Пересылка эта играет как бы роль чистилища: людей выдерживают здесь положенное для карантина время, сортируют их, перетасовывают и затем разгоняют по местным лагпунктам — по Дантовым «кругам»…
Одни из этих кругов уводят в рудники, в подземные, сумрачные недра, другие пролегают через болота лесотундровой полосы, третьи пересекают горы, четвертые — таежную глушь. Их много, этих кругов! Система колымских лагерей, именуемая официально Дальстроем, занимает территорию, равную примерно четырем таким странам, как Франция.
В сущности, Дальстрой — это особый мир, своеобразная республика.

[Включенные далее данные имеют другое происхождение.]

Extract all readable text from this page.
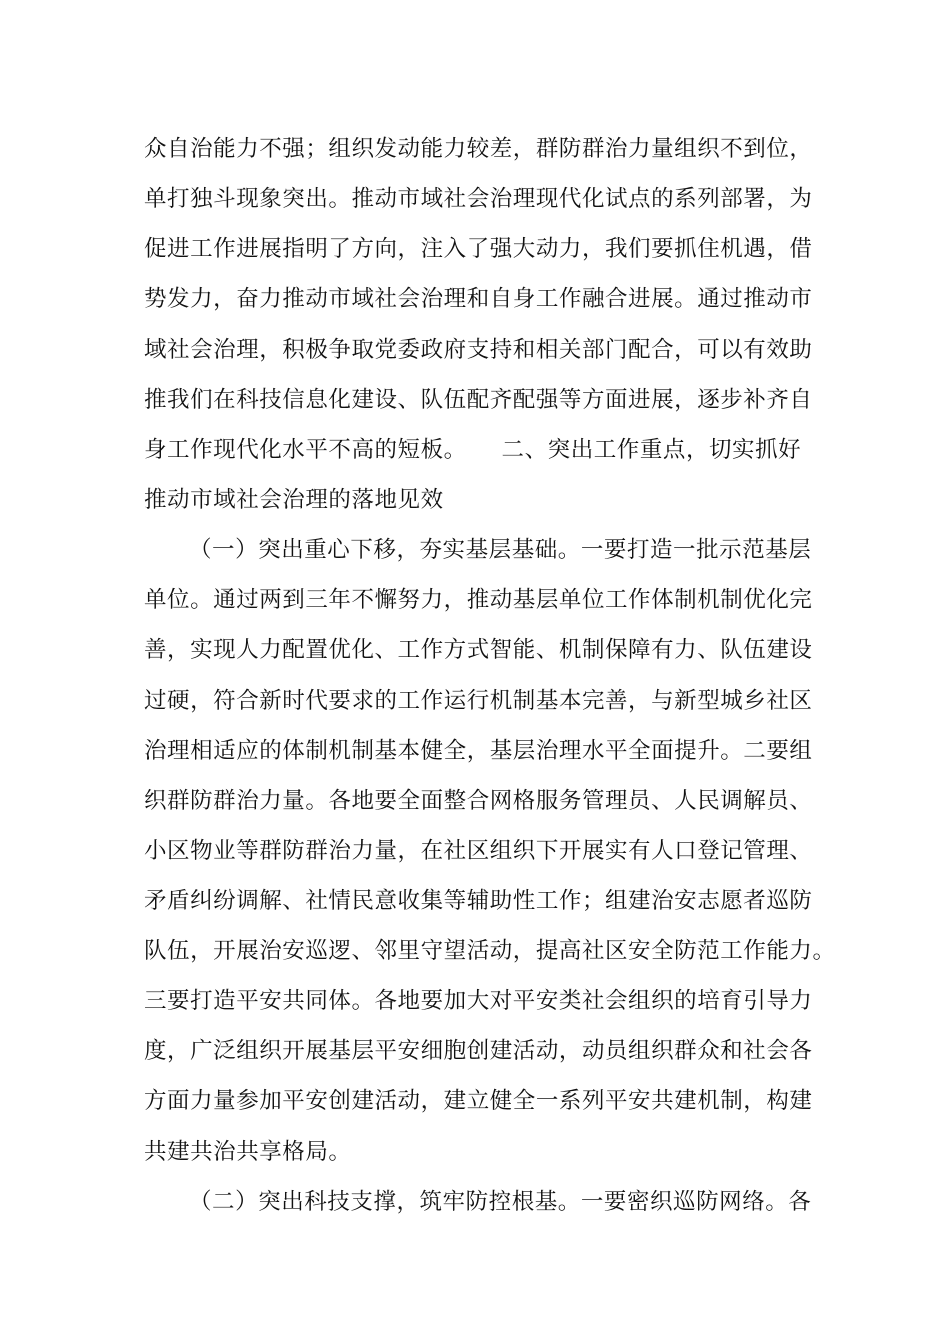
众自治能力不强；组织发动能力较差，群防群治力量组织不到位，

单打独斗现象突出。推动市域社会治理现代化试点的系列部署，为

促进工作进展指明了方向，注入了强大动力，我们要抓住机遇，借

势发力，奋力推动市域社会治理和自身工作融合进展。通过推动市

域社会治理，积极争取党委政府支持和相关部门配合，可以有效助

推我们在科技信息化建设、队伍配齐配强等方面进展，逐步补齐自

身工作现代化水平不高的短板。　　二、突出工作重点，切实抓好

推动市域社会治理的落地见效

（一）突出重心下移，夯实基层基础。一要打造一批示范基层

单位。通过两到三年不懈努力，推动基层单位工作体制机制优化完

善，实现人力配置优化、工作方式智能、机制保障有力、队伍建设

过硬，符合新时代要求的工作运行机制基本完善，与新型城乡社区

治理相适应的体制机制基本健全，基层治理水平全面提升。二要组

织群防群治力量。各地要全面整合网格服务管理员、人民调解员、

小区物业等群防群治力量，在社区组织下开展实有人口登记管理、

矛盾纠纷调解、社情民意收集等辅助性工作；组建治安志愿者巡防

队伍，开展治安巡逻、邻里守望活动，提高社区安全防范工作能力。

三要打造平安共同体。各地要加大对平安类社会组织的培育引导力

度，广泛组织开展基层平安细胞创建活动，动员组织群众和社会各

方面力量参加平安创建活动，建立健全一系列平安共建机制，构建

共建共治共享格局。

（二）突出科技支撑，筑牢防控根基。一要密织巡防网络。各
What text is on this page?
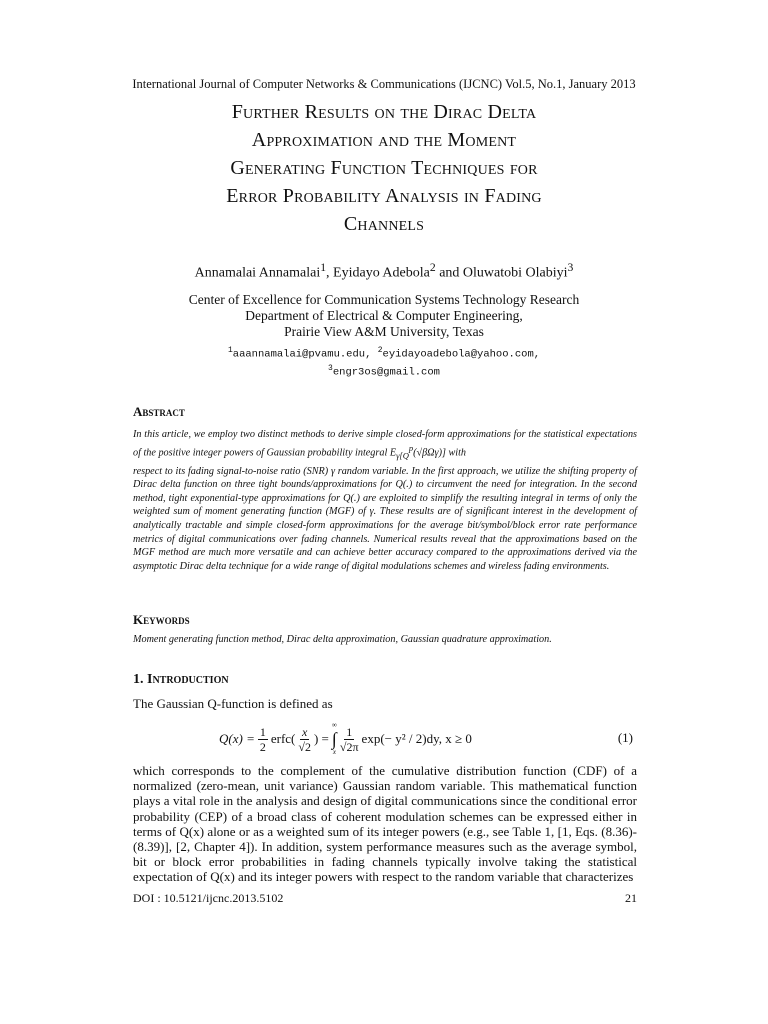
International Journal of Computer Networks & Communications (IJCNC) Vol.5, No.1, January 2013
Further Results on the Dirac Delta
Approximation and the Moment
Generating Function Techniques for
Error Probability Analysis in Fading
Channels
Annamalai Annamalai$^1$, Eyidayo Adebola$^2$ and Oluwatobi Olabiyi$^3$
Center of Excellence for Communication Systems Technology Research
Department of Electrical & Computer Engineering,
Prairie View A&M University, Texas
$^1$aaannamalai@pvamu.edu, $^2$eyidayoadebola@yahoo.com,
$^3$engr3os@gmail.com
Abstract

In this article, we employ two distinct methods to derive simple closed-form approximations for the statistical expectations of the positive integer powers of Gaussian probability integral $E_{\gamma[Q}^p(√\beta\Omega\gamma)$] with

respect to its fading signal-to-noise ratio (SNR) γ random variable. In the first approach, we utilize the shifting property of Dirac delta function on three tight bounds/approximations for Q(.) to circumvent the need for integration. In the second method, tight exponential-type approximations for Q(.) are exploited to simplify the resulting integral in terms of only the weighted sum of moment generating function (MGF) of γ. These results are of significant interest in the development of analytically tractable and simple closed-form approximations for the average bit/symbol/block error rate performance metrics of digital communications over fading channels. Numerical results reveal that the approximations based on the MGF method are much more versatile and can achieve better accuracy compared to the approximations derived via the asymptotic Dirac delta technique for a wide range of digital modulations schemes and wireless fading environments.

Keywords
Moment generating function method, Dirac delta approximation, Gaussian quadrature approximation.
1. Introduction
The Gaussian Q-function is defined as
$Q(x) = \frac{1}{2}$ erfc( $\frac{x}{√2}$ ) =
∞
∫
x $\frac{1}{√2\pi} \exp(- y^2 / 2)dy$, x ≥ 0	(1)
which corresponds to the complement of the cumulative distribution function (CDF) of a normalized (zero-mean, unit variance) Gaussian random variable. This mathematical function plays a vital role in the analysis and design of digital communications since the conditional error probability (CEP) of a broad class of coherent modulation schemes can be expressed either in terms of Q(x) alone or as a weighted sum of its integer powers (e.g., see Table 1, [1, Eqs. (8.36)-(8.39)], [2, Chapter 4]). In addition, system performance measures such as the average symbol, bit or block error probabilities in fading channels typically involve taking the statistical expectation of Q(x) and its integer powers with respect to the random variable that characterizes
DOI : 10.5121/ijcnc.2013.5102	21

Государство в государстве. Здесь существуют свои законы, свой уклад, своя экономика. На многочисленных приисках и в рудничных шахтах добываются редкие и цветные металлы, конечно же, в первую очередь — золото!

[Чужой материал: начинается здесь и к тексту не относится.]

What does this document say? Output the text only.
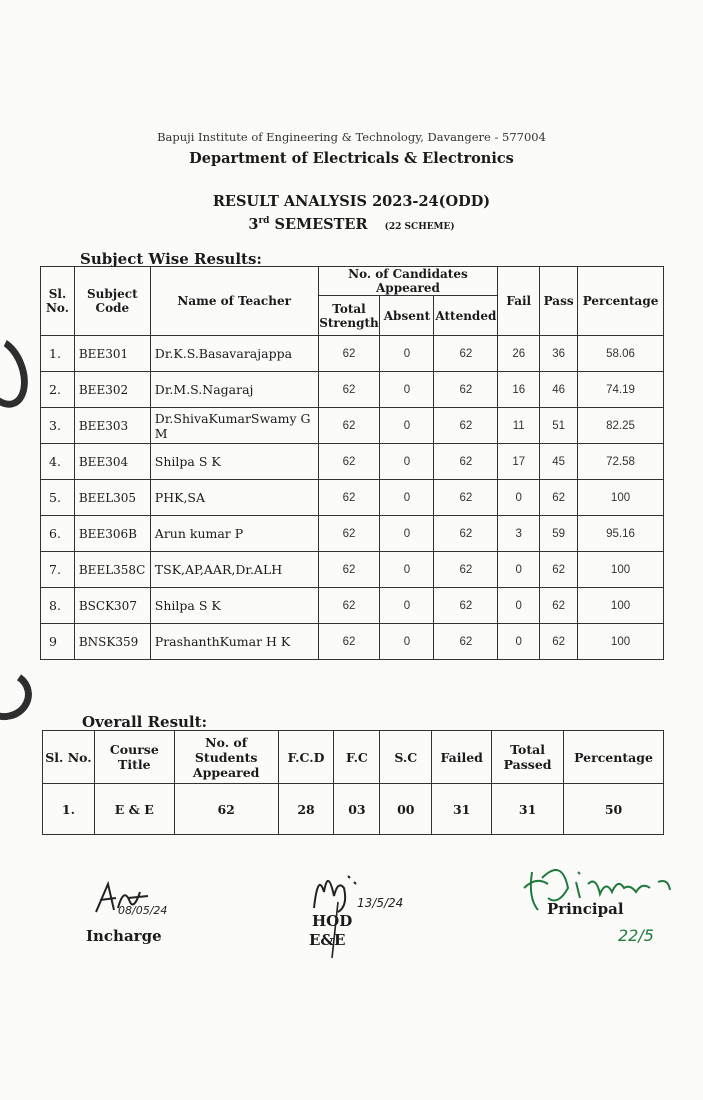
Bapuji Institute of Engineering & Technology, Davangere - 577004
Department of Electricals & Electronics
RESULT ANALYSIS 2023-24(ODD)
3rd SEMESTER (22 SCHEME)
Subject Wise Results:
Sl. No.	Subject Code	Name of Teacher	No. of Candidates Appeared			Fail	Pass	Percentage
			Total Strength	Absent	Attended			
1.	BEE301	Dr.K.S.Basavarajappa	62	0	62	26	36	58.06
2.	BEE302	Dr.M.S.Nagaraj	62	0	62	16	46	74.19
3.	BEE303	Dr.ShivaKumarSwamy G M	62	0	62	11	51	82.25
4.	BEE304	Shilpa S K	62	0	62	17	45	72.58
5.	BEEL305	PHK,SA	62	0	62	0	62	100
6.	BEE306B	Arun kumar P	62	0	62	3	59	95.16
7.	BEEL358C	TSK,AP,AAR,Dr.ALH	62	0	62	0	62	100
8.	BSCK307	Shilpa S K	62	0	62	0	62	100
9	BNSK359	PrashanthKumar H K	62	0	62	0	62	100
Overall Result:
Sl. No.	Course Title	No. of Students Appeared	F.C.D	F.C	S.C	Failed	Total Passed	Percentage
1.	E & E	62	28	03	00	31	31	50
08/05/24
Incharge
13/5/24
HOD
E&E
Principal
22/5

На востоке страны нашей имеются два основных, самых мощных золотоносных центра. Один из них расположен в Красноярском крае, в бассейне Енисея, другой — в системе Дальстроя. И вот тут, на Колыме, намывается почти половина всего золотого запаса Российской Федерации. Помимо золота, отсюда в Россию идут также пушнина («мягкое золото»), уголь и слюда, первосортная древесина и ценные минералы. Она богата, потаенная эта республика! Богата, обширна, страшна.

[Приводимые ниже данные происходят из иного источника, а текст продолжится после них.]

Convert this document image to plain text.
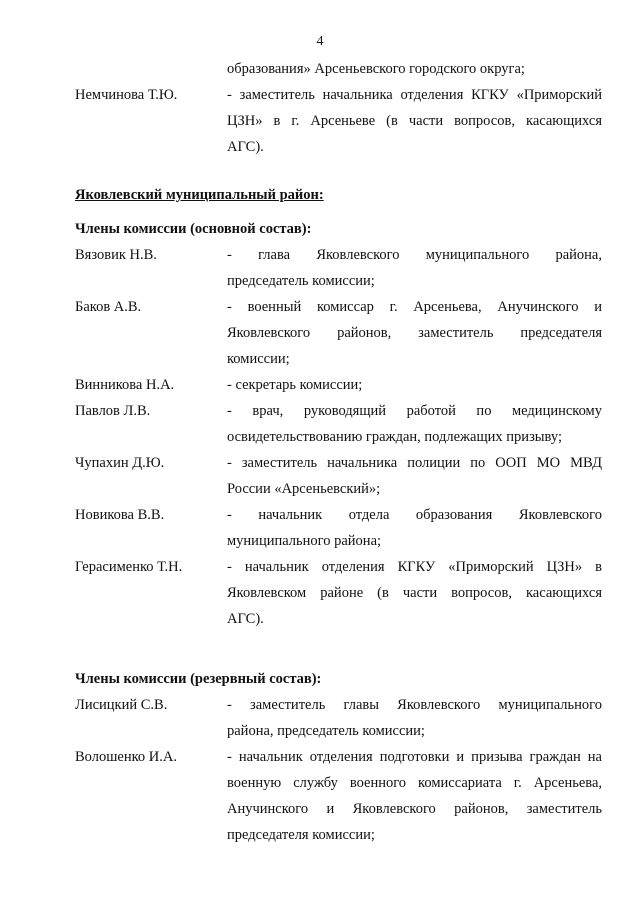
4
образования» Арсеньевского городского округа;
Немчинова Т.Ю.	- заместитель начальника отделения КГКУ «Приморский
ЦЗН» в г. Арсеньеве (в части вопросов, касающихся
АГС).
Яковлевский муниципальный район:
Члены комиссии (основной состав):
Вязовик Н.В.	- глава Яковлевского муниципального района,
председатель комиссии;
Баков А.В.	- военный комиссар г. Арсеньева, Анучинского и
Яковлевского районов, заместитель председателя
комиссии;
Винникова Н.А.	- секретарь комиссии;
Павлов Л.В.	- врач, руководящий работой по медицинскому
освидетельствованию граждан, подлежащих призыву;
Чупахин Д.Ю.	- заместитель начальника полиции по ООП МО МВД
России «Арсеньевский»;
Новикова В.В.	- начальник отдела образования Яковлевского
муниципального района;
Герасименко Т.Н.	- начальник отделения КГКУ «Приморский ЦЗН» в
Яковлевском районе (в части вопросов, касающихся
АГС).
Члены комиссии (резервный состав):
Лисицкий С.В.	- заместитель главы Яковлевского муниципального
района, председатель комиссии;
Волошенко И.А.	- начальник отделения подготовки и призыва граждан на
военную службу военного комиссариата г. Арсеньева,
Анучинского и Яковлевского районов, заместитель
председателя комиссии;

«Колыма, Колыма, чудная планета, — поется в одной из старых лагерных частушек, — двенадцать месяцев зима, остальное — лето!» Сказано это метко. Климат здешний на редкость суров, зимы — длительны и свирепы. Полярная ночь начинается, по существу, с конца сентября.
В тот день, когда я впервые ступил на колымский берег (было всего лишь четыре часа дня), над причалом, над лагерными сторожевыми вышками, мерцало северное сияние. Зеленоватые зыбкие полотнища развертывались в вышине, в помраченной выстывшей бездне полыхали там и распадались бесшумно. И тусклым, каким-то мертвенным светом окрашивали землю и лица людей.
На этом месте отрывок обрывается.